Continua depois da publicidade
Na verdade, o embate já se anunciava desde o início do Brasileirão, quando a rivalidade entre clubes foi levada aos grupos e as emissoras da nova divisão do futebol brasileiro. E o torcedor acompanhou, tomando partido.
Nesse cenário de polarização e fragmentação extrema, surge uma janela para estratégias mais sofisticadas.

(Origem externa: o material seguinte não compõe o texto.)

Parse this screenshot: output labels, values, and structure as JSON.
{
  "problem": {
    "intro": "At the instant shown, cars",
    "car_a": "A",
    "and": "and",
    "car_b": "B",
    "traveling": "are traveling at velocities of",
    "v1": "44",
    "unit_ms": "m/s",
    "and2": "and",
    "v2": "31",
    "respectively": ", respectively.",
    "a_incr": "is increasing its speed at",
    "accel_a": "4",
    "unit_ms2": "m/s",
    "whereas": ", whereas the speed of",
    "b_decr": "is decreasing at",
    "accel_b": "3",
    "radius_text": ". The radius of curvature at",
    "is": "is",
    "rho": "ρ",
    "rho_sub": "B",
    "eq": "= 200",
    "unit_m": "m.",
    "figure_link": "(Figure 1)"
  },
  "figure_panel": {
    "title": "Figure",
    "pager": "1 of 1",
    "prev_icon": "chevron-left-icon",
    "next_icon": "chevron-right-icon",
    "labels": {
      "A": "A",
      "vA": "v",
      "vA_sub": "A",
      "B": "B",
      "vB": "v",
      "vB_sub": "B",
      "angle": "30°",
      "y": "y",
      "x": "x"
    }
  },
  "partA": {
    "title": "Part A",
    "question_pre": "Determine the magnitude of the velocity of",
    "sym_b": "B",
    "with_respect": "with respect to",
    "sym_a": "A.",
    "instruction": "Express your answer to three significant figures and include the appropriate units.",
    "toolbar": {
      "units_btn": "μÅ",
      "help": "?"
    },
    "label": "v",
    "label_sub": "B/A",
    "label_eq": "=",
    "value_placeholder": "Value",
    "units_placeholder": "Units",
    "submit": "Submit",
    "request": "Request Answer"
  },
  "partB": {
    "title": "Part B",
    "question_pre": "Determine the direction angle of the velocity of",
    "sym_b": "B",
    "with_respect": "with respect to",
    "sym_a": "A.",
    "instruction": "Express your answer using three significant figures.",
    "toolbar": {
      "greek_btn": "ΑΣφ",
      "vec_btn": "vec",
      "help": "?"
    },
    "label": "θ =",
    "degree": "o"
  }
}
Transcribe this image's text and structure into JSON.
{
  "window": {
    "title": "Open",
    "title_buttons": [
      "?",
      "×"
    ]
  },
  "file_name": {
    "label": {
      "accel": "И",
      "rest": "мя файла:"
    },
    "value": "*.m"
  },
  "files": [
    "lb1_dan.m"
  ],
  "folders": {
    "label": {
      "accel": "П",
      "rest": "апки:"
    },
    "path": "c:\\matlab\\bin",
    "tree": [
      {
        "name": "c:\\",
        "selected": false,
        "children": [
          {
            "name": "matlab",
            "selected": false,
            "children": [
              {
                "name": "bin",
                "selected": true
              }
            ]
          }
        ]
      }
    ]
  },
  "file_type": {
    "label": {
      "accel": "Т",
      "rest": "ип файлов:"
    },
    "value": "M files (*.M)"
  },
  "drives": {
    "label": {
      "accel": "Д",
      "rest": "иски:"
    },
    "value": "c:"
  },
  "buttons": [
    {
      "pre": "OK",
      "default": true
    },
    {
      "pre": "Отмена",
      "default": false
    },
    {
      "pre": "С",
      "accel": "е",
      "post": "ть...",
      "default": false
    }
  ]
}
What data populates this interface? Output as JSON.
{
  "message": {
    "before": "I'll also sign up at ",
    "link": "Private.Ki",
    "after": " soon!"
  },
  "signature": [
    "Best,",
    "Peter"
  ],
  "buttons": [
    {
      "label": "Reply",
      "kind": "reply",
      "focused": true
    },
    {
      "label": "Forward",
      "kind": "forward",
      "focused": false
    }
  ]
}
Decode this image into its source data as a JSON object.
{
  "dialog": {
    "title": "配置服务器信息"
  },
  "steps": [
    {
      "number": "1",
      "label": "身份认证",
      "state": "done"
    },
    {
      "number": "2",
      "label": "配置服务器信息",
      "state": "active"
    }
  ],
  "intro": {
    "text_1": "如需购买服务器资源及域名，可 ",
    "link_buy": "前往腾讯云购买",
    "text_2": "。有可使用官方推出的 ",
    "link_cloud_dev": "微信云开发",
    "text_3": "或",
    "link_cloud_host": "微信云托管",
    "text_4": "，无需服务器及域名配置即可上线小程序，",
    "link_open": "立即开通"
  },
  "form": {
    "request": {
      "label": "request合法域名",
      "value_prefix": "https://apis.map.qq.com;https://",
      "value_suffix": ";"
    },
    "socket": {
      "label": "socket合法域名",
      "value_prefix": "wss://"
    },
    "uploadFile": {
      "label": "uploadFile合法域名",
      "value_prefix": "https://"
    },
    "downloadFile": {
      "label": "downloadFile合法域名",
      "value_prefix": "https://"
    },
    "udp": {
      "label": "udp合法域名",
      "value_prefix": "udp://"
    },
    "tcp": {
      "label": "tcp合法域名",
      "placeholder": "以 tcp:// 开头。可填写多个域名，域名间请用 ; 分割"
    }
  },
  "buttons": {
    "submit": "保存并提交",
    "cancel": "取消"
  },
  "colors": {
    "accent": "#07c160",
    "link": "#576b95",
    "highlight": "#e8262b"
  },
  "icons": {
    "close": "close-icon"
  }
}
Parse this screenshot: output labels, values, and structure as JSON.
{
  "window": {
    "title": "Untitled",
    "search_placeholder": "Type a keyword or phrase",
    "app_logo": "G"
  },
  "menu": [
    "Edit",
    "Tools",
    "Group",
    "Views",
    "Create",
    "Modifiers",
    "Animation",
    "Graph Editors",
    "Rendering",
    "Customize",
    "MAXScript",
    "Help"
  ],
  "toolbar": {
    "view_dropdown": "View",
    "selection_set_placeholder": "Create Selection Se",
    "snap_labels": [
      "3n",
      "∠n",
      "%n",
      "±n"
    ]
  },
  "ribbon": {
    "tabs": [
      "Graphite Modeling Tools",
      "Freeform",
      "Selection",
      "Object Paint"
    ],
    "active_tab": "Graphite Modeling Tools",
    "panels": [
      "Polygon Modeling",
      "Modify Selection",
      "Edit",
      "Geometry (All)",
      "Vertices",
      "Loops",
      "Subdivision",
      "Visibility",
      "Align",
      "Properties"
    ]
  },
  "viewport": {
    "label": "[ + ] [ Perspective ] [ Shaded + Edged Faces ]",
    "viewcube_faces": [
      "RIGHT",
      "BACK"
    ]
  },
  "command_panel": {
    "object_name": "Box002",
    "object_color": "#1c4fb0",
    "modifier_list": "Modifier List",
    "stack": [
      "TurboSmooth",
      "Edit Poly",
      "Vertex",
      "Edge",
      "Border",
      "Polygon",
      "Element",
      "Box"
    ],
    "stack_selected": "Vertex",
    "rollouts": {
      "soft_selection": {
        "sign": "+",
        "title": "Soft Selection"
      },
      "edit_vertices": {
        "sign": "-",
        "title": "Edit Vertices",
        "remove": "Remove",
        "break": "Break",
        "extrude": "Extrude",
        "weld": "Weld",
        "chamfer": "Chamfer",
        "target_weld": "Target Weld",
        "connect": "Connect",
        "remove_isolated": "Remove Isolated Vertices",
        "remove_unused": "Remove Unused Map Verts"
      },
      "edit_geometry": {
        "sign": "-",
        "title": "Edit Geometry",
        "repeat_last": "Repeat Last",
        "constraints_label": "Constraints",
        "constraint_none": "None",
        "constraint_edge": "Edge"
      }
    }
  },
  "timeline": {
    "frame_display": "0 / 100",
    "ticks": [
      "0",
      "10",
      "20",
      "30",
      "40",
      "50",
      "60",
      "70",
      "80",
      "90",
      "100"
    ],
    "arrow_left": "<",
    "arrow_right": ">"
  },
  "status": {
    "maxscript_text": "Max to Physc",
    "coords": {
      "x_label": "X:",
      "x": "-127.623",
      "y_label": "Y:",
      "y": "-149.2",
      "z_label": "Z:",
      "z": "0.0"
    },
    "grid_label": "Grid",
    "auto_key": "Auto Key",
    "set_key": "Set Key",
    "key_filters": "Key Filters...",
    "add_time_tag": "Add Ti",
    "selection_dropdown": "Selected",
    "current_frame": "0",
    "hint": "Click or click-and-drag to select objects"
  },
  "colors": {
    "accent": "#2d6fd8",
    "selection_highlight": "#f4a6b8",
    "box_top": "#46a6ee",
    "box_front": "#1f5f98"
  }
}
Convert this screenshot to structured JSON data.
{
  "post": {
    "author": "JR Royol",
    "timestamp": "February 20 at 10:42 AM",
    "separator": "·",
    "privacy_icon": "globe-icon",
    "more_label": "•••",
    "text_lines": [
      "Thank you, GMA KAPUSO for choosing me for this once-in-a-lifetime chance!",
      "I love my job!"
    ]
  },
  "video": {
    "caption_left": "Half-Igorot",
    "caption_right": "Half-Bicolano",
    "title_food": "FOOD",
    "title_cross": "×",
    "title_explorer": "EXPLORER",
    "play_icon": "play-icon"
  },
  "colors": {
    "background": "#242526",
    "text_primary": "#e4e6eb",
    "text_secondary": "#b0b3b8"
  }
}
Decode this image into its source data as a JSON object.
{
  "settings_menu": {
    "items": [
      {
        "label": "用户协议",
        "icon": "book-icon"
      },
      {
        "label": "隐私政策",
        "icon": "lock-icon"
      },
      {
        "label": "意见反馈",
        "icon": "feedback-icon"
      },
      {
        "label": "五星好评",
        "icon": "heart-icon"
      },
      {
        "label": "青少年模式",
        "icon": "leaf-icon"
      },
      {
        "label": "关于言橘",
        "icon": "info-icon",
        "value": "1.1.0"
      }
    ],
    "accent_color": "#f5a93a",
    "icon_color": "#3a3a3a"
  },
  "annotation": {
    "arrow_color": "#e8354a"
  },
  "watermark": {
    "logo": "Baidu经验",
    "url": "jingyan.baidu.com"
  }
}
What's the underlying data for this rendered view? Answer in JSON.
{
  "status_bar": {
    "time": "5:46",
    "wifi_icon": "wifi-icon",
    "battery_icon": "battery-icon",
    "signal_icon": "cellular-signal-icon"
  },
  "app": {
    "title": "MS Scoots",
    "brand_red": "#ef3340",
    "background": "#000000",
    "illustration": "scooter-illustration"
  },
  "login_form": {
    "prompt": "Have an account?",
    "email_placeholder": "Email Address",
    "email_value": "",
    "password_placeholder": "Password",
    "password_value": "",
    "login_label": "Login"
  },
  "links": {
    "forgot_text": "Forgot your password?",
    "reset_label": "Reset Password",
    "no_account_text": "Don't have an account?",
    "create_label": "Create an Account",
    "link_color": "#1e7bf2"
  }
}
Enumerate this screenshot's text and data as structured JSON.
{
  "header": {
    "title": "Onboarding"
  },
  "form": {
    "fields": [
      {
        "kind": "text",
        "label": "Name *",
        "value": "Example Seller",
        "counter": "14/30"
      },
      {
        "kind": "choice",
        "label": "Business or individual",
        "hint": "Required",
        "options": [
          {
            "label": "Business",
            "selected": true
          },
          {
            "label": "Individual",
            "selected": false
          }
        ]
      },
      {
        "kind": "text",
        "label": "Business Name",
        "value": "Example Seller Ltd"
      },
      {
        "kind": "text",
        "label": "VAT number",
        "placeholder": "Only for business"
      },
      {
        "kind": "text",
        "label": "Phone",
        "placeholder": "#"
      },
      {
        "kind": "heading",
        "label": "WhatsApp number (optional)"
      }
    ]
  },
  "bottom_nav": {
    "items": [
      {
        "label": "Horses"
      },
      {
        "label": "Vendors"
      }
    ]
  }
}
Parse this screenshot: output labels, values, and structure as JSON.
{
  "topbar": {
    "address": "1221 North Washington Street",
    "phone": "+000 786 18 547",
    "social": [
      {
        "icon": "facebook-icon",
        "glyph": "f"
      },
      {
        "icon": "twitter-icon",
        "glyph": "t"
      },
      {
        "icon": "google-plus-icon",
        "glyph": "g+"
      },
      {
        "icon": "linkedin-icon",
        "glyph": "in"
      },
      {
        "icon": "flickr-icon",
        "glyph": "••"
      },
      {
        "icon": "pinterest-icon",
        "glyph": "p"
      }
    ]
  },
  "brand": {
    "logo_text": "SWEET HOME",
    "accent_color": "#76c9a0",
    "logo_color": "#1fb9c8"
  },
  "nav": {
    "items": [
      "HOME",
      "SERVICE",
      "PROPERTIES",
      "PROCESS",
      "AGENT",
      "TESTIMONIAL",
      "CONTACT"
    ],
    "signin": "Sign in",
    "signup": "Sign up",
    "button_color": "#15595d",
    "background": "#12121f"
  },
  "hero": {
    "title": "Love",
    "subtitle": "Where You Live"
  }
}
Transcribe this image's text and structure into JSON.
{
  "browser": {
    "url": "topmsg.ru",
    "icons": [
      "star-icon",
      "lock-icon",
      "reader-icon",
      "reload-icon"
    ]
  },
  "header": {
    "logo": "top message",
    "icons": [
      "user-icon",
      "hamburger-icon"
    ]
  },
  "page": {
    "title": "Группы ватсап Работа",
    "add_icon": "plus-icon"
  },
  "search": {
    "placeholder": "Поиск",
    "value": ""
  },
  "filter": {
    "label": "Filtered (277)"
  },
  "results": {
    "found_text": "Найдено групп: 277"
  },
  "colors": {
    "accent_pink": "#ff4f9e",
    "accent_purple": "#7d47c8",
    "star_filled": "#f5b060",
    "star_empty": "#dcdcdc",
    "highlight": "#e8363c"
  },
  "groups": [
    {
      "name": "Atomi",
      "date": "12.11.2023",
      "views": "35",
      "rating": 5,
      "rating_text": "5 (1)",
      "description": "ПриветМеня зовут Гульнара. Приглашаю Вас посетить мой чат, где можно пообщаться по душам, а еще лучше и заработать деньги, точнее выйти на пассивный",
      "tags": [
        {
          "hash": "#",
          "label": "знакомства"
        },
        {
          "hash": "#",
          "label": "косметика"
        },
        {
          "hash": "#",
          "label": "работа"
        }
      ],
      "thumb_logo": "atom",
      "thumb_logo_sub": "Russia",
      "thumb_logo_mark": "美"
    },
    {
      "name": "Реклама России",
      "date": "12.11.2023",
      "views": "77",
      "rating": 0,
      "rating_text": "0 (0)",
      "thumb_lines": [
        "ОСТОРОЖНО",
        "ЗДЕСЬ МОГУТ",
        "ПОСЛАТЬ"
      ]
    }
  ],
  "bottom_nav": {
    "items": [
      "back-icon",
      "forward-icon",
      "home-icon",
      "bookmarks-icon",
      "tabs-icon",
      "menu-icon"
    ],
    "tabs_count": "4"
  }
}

Redfern defende que o futuro do consumo esportivo passa por uma distribuição hiperpersonalizada em múltiplas plataformas e com baixíssimo atrito de acesso.
“Não se trata de fragmentar os direitos e escondê-los atrás de múltiplos paywalls.”
Streaming 3.0: quando criadores viram donos dos direitos
John Kosner, veterano de 20 anos da ESPN e hoje consultor de mídia esportiva, enxerga a combinação entre escala e personalização a essência do que batizou de Streaming 3.0: fase em que a barreira para adquirir direitos esportivos desmorona.
Na nova era, basta ter três ativos: marca relevante, público digital engajado e apetite por esporte.
A classificação de Korner dos momentos da distribuição esportiva expõe a ruptura atual:
- TV aberta como centralizadora de audiência
- Streaming 1.0: “TV Everywhere”, com plataformas atreladas a operadoras
- Streaming 2.0: gigantes como Amazon e Netflix caçando exclusividades
- Streaming 3.0: a democratização radical, permitindo que criadores de conteúdo tornem-se players
A CazéTV é o protótipo perfeito da mídia não tradicional. E nesse cenário, como sugere Doug Shapiro, há uma guerra silenciosa entre a mídia criadora e a corporativa — com o tempo do consumidor como recurso finito.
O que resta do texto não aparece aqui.